Учитывая поздний час, Карн помедлил мгновение, прежде чем постучать, но решил, что раз уж Масия не спит, возможно, она обрадуется компании. Мгновением позже она распахнула дверь, одетая в халат поверх ночной рубашки, каштановые волосы, распущенные на ночь, свободно струились по плечам. Но когда она повернулась, Карн заметил лунный блеск на нескольких нитях стального цвета, затерявшихся в пышной шевелюре.
Масия, не сказав ни слова, прошла через всю комнату, обогнула массивный диван с тяжелыми велюровыми драпировками и вновь опустилась в кресло, слегка поерзав, чтобы устроиться поудобнее на его расшитом сиденье. Там, у окна, женщину окутывал лунный свет, и Карн медлил у порога, с — восхищением глядя на ее силуэт. Что-то в курносом носике его возлюбленной, несмотря на пятьдесят лет нелегкой жизни, выдавало в ней шаловливую девчонку, некогда склонную к проказам да, пожалуй, не отказавшуюся от них и по сей день.

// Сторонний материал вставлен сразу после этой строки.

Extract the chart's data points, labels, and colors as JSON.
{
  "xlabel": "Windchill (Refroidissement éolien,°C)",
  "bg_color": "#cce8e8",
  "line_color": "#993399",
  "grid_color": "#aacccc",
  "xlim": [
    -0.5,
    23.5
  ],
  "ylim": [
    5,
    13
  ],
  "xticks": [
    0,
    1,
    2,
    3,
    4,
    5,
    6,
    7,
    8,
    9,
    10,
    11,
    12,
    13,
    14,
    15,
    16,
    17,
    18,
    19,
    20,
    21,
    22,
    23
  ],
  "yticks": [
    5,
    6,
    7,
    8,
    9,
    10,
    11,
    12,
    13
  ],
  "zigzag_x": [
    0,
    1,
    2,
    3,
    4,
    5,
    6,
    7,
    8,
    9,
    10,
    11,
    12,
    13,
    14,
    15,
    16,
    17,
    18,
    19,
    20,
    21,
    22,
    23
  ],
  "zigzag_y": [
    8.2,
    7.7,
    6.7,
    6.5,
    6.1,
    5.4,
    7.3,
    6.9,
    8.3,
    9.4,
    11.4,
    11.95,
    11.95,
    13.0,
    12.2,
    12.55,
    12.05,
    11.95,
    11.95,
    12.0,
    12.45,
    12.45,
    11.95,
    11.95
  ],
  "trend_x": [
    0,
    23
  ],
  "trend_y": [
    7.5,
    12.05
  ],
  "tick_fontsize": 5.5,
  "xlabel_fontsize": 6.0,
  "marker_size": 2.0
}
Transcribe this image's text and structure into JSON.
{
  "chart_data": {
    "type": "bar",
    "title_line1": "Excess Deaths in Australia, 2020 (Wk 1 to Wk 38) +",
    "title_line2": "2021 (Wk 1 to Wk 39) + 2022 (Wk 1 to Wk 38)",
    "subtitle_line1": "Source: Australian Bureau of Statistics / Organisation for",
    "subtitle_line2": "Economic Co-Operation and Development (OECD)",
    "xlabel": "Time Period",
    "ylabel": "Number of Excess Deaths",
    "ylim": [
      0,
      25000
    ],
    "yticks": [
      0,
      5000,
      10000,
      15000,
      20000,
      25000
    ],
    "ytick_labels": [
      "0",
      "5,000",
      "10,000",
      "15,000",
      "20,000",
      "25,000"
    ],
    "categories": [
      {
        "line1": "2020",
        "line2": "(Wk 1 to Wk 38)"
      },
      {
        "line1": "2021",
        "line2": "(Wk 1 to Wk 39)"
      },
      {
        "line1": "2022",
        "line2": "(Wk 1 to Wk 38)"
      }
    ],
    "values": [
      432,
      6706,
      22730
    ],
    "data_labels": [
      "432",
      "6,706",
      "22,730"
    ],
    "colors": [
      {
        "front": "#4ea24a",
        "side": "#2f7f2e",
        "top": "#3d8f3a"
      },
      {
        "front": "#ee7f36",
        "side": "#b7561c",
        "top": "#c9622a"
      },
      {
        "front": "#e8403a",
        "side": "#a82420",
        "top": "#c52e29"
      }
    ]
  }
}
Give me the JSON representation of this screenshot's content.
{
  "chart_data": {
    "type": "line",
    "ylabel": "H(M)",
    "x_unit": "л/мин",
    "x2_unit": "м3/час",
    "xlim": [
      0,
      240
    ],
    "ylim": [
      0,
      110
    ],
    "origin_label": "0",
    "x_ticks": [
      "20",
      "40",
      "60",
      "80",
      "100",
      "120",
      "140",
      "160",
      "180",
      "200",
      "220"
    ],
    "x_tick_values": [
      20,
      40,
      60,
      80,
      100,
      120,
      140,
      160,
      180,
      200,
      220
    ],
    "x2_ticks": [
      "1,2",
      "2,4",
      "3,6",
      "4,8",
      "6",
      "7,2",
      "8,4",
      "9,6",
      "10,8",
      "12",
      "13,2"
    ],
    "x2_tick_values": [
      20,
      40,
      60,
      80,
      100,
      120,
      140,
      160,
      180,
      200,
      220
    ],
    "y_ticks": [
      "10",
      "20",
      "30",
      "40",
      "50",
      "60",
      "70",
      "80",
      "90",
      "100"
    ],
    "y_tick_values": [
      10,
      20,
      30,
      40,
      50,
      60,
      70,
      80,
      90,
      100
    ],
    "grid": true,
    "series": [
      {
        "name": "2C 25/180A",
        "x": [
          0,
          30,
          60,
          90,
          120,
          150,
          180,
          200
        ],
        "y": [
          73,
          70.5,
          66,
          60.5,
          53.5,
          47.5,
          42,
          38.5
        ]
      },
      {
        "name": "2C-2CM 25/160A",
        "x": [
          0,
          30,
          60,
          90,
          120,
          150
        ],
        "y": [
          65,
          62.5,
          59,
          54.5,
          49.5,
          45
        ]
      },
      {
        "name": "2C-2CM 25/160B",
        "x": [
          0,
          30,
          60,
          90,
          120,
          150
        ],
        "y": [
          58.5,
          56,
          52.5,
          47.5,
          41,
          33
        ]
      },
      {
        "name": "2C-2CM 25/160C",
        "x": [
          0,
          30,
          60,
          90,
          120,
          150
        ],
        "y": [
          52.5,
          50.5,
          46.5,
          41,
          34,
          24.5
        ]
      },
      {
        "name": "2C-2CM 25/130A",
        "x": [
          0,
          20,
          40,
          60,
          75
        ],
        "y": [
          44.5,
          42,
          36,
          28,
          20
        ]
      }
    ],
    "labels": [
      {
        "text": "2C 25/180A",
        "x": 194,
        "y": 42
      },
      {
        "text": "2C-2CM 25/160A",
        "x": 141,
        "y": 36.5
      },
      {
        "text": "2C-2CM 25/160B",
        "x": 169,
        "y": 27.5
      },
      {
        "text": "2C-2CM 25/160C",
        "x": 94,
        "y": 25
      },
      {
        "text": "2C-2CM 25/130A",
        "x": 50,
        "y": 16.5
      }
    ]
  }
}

— День был длинным, — начал он, сожалея о том, что его голос нарушил тишину ночи. — Прости, что я не смог прерваться и навестить тебя…
— Я понимаю, — поспешно проговорила она, — У тебя масса работы.

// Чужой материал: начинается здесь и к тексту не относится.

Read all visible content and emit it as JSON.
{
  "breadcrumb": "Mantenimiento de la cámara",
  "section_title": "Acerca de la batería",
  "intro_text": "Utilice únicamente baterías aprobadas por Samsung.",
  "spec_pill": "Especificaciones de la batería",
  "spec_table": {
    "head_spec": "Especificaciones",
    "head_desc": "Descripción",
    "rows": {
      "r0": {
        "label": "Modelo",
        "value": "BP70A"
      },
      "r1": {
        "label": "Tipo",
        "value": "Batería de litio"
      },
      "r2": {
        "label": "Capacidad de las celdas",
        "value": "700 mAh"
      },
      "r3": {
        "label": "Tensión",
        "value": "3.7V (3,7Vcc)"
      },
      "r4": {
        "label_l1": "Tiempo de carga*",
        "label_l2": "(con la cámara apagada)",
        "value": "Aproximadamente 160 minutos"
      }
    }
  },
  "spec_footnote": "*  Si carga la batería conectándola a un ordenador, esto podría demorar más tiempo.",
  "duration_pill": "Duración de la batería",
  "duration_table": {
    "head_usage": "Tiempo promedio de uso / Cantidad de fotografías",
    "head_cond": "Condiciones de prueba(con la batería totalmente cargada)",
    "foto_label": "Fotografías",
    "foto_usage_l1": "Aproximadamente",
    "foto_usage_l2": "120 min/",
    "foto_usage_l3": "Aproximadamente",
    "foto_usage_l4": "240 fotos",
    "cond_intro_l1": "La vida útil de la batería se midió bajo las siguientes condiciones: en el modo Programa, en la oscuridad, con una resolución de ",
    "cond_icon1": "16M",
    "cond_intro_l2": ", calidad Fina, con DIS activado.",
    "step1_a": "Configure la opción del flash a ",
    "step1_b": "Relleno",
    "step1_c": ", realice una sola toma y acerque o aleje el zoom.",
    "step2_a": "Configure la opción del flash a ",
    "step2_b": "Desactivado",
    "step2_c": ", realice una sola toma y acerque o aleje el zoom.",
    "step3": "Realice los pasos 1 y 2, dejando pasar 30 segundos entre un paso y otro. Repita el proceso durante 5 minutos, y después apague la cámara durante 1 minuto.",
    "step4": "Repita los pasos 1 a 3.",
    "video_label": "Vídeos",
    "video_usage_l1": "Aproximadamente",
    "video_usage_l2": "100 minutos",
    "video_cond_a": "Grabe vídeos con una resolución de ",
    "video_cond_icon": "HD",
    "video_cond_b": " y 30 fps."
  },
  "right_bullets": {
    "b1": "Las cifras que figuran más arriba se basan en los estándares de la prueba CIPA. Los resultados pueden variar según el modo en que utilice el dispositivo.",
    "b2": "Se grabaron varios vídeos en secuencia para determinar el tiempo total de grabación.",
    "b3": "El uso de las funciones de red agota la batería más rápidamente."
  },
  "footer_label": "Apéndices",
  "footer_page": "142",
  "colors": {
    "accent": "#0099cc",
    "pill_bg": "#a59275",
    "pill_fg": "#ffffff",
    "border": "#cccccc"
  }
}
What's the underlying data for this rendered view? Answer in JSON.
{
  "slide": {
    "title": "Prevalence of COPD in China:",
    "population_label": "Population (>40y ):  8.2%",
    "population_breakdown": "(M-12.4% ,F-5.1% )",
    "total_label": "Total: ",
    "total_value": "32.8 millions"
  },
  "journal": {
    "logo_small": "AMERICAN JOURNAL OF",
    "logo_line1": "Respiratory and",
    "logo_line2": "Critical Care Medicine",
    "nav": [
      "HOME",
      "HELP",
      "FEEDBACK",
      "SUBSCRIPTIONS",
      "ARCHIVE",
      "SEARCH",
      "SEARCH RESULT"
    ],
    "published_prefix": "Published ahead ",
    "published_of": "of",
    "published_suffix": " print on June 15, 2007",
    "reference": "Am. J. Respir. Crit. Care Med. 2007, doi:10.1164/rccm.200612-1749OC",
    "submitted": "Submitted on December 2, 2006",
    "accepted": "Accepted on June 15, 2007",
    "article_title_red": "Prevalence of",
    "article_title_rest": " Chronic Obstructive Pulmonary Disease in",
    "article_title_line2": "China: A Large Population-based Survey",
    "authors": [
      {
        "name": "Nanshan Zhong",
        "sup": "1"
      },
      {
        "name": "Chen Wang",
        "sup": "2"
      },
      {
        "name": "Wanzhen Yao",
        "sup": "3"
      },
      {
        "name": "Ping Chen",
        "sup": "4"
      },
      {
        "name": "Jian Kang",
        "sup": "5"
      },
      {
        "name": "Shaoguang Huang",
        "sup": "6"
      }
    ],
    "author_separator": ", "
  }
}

И Карн расслышал в ее голосе невысказанное сожаление, ведь у нее-то своей не было — чистки, мытья, прочих домашних обязанностей, — всего того, что составляло смысл ее жизни на протяжении многих лет. В особняке не осталось работы, которую бы уже не сделали расторопные, получавшие неплохую плату слуги. В этом доме у нее не было другого занятия, кроме как ухаживать за ним, но даже покалеченный, Карн не переставая трудился, присматривая за делами Брента, и времени на нее у любимого мужчины уже не оставалось.
— Ты пахнешь дымом, — сказала она. — Даже издалека…

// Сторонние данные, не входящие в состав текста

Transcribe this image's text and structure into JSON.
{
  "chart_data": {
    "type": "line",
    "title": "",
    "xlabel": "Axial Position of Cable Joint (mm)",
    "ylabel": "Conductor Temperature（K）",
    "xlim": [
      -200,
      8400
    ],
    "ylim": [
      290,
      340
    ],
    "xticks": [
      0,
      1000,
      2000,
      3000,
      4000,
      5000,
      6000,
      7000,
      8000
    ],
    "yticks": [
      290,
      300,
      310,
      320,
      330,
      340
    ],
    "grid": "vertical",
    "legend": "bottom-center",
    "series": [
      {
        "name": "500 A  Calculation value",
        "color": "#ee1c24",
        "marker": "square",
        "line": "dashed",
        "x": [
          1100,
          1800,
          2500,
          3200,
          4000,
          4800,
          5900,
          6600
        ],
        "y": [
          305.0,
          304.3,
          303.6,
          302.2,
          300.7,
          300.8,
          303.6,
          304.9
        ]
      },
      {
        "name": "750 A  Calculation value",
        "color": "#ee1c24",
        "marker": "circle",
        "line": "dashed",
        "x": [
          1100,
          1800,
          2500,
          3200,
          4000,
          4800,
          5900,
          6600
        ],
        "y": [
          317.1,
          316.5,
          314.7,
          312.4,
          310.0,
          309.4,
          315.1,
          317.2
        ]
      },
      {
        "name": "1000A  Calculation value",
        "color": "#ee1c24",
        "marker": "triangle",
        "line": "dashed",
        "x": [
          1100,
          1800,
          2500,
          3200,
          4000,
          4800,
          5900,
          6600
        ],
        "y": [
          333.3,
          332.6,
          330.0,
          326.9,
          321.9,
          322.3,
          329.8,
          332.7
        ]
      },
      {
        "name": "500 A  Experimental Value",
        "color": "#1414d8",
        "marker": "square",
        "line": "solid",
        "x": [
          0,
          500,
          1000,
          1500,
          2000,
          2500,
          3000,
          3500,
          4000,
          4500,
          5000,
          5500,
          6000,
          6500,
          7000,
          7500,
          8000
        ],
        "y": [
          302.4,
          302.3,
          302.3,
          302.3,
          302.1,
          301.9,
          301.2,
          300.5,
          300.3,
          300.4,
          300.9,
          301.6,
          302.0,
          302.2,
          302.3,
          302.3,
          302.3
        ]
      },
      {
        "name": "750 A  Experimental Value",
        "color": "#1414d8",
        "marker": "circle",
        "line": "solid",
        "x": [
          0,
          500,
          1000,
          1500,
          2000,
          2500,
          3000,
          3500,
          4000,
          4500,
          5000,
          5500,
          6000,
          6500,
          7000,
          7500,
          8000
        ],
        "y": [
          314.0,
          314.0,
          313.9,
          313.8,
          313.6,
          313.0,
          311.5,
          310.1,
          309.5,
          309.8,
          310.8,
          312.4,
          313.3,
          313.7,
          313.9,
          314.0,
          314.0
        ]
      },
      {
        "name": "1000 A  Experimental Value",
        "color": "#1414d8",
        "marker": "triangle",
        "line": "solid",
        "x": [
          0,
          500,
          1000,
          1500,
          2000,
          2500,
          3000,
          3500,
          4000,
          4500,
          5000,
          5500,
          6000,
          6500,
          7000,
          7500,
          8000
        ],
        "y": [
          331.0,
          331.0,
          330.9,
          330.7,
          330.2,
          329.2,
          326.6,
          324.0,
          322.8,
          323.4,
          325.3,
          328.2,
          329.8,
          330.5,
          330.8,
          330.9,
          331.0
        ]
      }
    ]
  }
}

Тут он понял, что все еще торчит на пороге ее комнаты, а дверь в коридор распахнута. Он проехал внутрь, помедлил, осторожно прикрыл дверь и подкатился к ней, остановившись на таком расстоянии, чтобы не мешать движениям кресла-качалки.
Карн принюхался, от него действительно пахло дымом. Сколько времени он находился в той комнате, скармливая огню папки? Запах пропитал его одежду, даже саму кожу.
Внезапно его охватило желание ринуться вперед и поцеловать Масию в тот самый миг, когда ее лицо окажется к нему поближе. Однако кресло на колесиках убивало всякую надежду на успех этой спонтанной выходки. Вновь на него навалилась мысль о грандиозности трагедии, произошедшей с ним, и Карн понял, что Масия заслуживает большего, лучшего, чем быть заключенной в доме, который она ненавидит, прикованной к половине человека, отравленного греховным прошлым.
Когда кресло вновь качнулось вперед, женщина проворно соскользнула на пол и опустилась на колени перед инвалидной коляской. Она взяла руки Карна в свои и нежно поцеловала любимого в губы.
— Давай покинем это место, — неожиданно предложил он. Слова сорвались с его губ, прежде чем он осознал, откуда они пришли. Но внезапно это стало очевидным: Брент уехал, папки либо уничтожены, либо покинули особняк, значит, у него больше нет причин здесь оставаться.
— Завтра, если мне удастся это устроить. В твой дом. Если ты примешь меня.
Карн подумал, что даже не будь на небе луны, улыбка Масии могла бы озарить светом всю комнату. Она наклонилась вперед, чтобы еще раз поцеловать его, и остановилась лишь для того, чтобы сморщить свой курносый носик.